Acute promyelocytic leukemia treatment

  Recently, the Department of Hematology of our hospital successfully treated a patient with atypical acute promyelocytic leukemia, a rare clinical condition.  The patient, Chen, female, 56 years old, came to our hospital with fever and discomfort. After admission, the routine blood test showed complete blood cytopenia, coagulation function showed extremely low fibrinogen and obvious hyperfibrinolysis, and the laboratory reported a large number of infantile cells in peripheral blood classification. Considering that although APL has the best prognosis among all leukemias, it is often associated with primary hyperfibrinolysis, the greatest risk of bleeding in the early stage of the disease, and a high mortality rate, the patient was given retinoic acid treatment and plasma transfusion and cold precipitation to correct the coagulation disorder to prevent bleeding in a timely manner after perfecting the bone marrow aspiration examination, which gave the patient a chance for further treatment.
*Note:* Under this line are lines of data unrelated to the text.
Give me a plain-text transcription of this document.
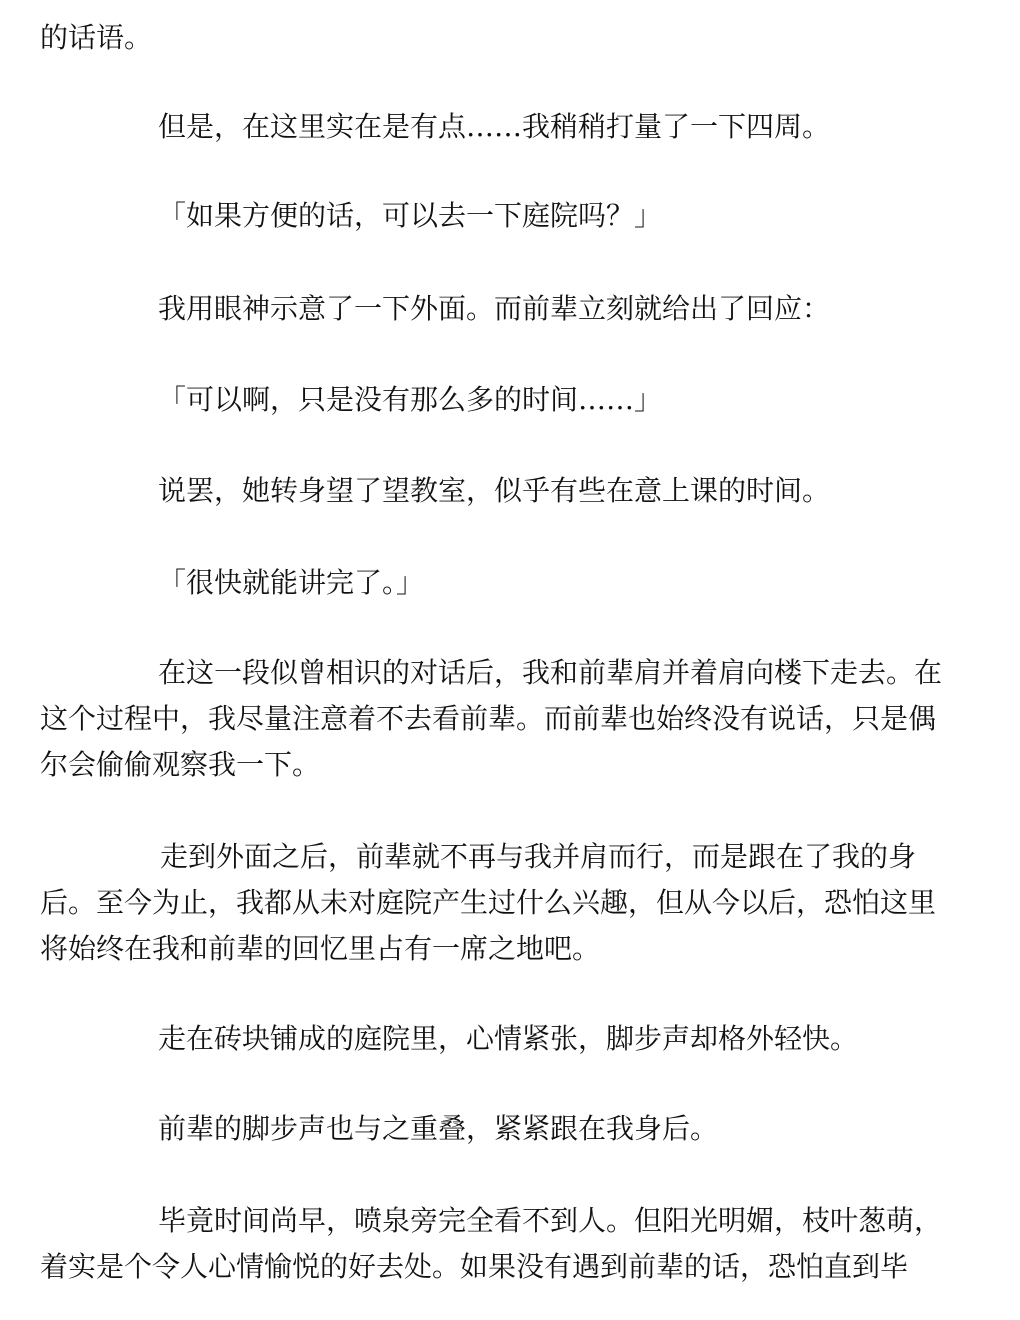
的话语。
但是，在这里实在是有点……我稍稍打量了一下四周。
「如果方便的话，可以去一下庭院吗？」
我用眼神示意了一下外面。而前辈立刻就给出了回应：
「可以啊，只是没有那么多的时间……」
说罢，她转身望了望教室，似乎有些在意上课的时间。
「很快就能讲完了。」
在这一段似曾相识的对话后，我和前辈肩并着肩向楼下走去。在
这个过程中，我尽量注意着不去看前辈。而前辈也始终没有说话，只是偶
尔会偷偷观察我一下。
走到外面之后，前辈就不再与我并肩而行，而是跟在了我的身
后。至今为止，我都从未对庭院产生过什么兴趣，但从今以后，恐怕这里
将始终在我和前辈的回忆里占有一席之地吧。
走在砖块铺成的庭院里，心情紧张，脚步声却格外轻快。
前辈的脚步声也与之重叠，紧紧跟在我身后。
毕竟时间尚早，喷泉旁完全看不到人。但阳光明媚，枝叶葱萌，
着实是个令人心情愉悦的好去处。如果没有遇到前辈的话，恐怕直到毕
Both bone marrow cell morphology and flow immunophenotyping returns supported APL, but neither FISH nor PCR methods detected the PML-RARα fusion gene. More than 98% of clinical APL is caused by translocation of chromosome 15 q22 to chromosome 17 q21 resulting in PML-RARα fusion gene and fusion protein. The current first-line induction therapy regimen: all-trans retinoic acid (which specifically acts on the RARα target) combined with arsenic trioxide (which acts on the PML target), can achieve good efficacy. As expected, karyotype analysis showed t(5;17)(q35;q21). Clinically rare t(5;17) APL with no target for the action of the promyelocytic leukemia gene PML on chromosome 15, and arsenic was ineffective. Retinoic acid induction therapy and aggressive symptomatic supportive therapy were continued, and a review of the bone marrow image at 1.5 months of induction therapy showed complete remission.